Già diversi anni fa, per esempio, ha dato vita a una sua etichetta musicale, per dare visibilità, sempre secondo la sua filosofia industriale, a gruppi sconosciuti ma validi. I Cd vengono venduti esclusivamente nei negozi Tiger. E’ cosi che è riuscito a lanciare i Lezmofobia, nato come gruppo di musica folk ebraica, grazie ai negozi Tiger nel Sol Levante, si è fatto conoscere e infine invitato a tenere un concerto al Tokyo Jazz Festival. La band, grazie ai suggerimenti di Lajboschitz, ha anche cambiato stile e oggi richiama folle ai suoi concerti in Danimarca. Per assurdo è proprio in Danimarca e in Giappone che il gruppo Tiger, secondo quanto riportato da Boersen, il quotidiano finanziario danese, incontra oggi qualche ostacolo alla sua espansione. E’ un fatto di immagine, riporta Boersen: in Danimarca si porta dietro il retaggio del passato e non riesce ad affermare il brand in tutto il suo valore. Lo stesso in Giappone, ma in quel paese per diversità culturali.

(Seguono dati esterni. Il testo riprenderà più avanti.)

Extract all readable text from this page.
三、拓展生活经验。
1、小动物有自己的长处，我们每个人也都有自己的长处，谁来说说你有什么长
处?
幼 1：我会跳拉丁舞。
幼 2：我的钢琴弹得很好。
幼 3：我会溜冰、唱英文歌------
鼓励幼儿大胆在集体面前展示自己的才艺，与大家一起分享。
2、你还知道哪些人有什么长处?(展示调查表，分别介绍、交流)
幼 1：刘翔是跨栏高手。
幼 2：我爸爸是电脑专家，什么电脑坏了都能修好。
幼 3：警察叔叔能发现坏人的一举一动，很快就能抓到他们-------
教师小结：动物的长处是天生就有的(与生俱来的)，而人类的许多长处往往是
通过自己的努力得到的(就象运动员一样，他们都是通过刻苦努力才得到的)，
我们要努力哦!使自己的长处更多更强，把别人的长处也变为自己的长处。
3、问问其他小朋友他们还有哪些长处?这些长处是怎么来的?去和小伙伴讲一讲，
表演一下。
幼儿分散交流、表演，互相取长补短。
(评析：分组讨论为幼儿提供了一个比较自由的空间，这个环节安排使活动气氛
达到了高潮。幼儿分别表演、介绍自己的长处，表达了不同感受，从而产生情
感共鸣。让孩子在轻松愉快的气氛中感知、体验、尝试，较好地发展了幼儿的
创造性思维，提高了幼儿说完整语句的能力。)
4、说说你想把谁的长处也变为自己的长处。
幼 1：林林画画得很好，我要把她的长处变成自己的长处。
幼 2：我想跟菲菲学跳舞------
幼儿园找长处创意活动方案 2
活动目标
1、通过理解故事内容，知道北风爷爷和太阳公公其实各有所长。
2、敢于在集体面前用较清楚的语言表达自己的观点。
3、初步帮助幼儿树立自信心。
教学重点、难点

Per superare questo gap Lajboschitz ha imboccato una nuova strada: un’alleanza con la Danish National Gallery per vendere una borsetta da shopping con l’immagine dell’esibizione in corso per 50 corone, compresi due biglietti d’ingresso. Un pacchetto che normalmente costerebbe 270 corone. La partnership funziona a doppio senso: Tiger lega il suo nome alla più alta istituzione culturale danese. E la Gallery raggiunge un pubblico che altrimenti non riuscirebbe a sensibilizzare. Un’altra partnership è con Charlottenburg, la exibition hall a Nytorv: l’obiettivo è incrementare di 50.000 l’anno il numero dei visitatori.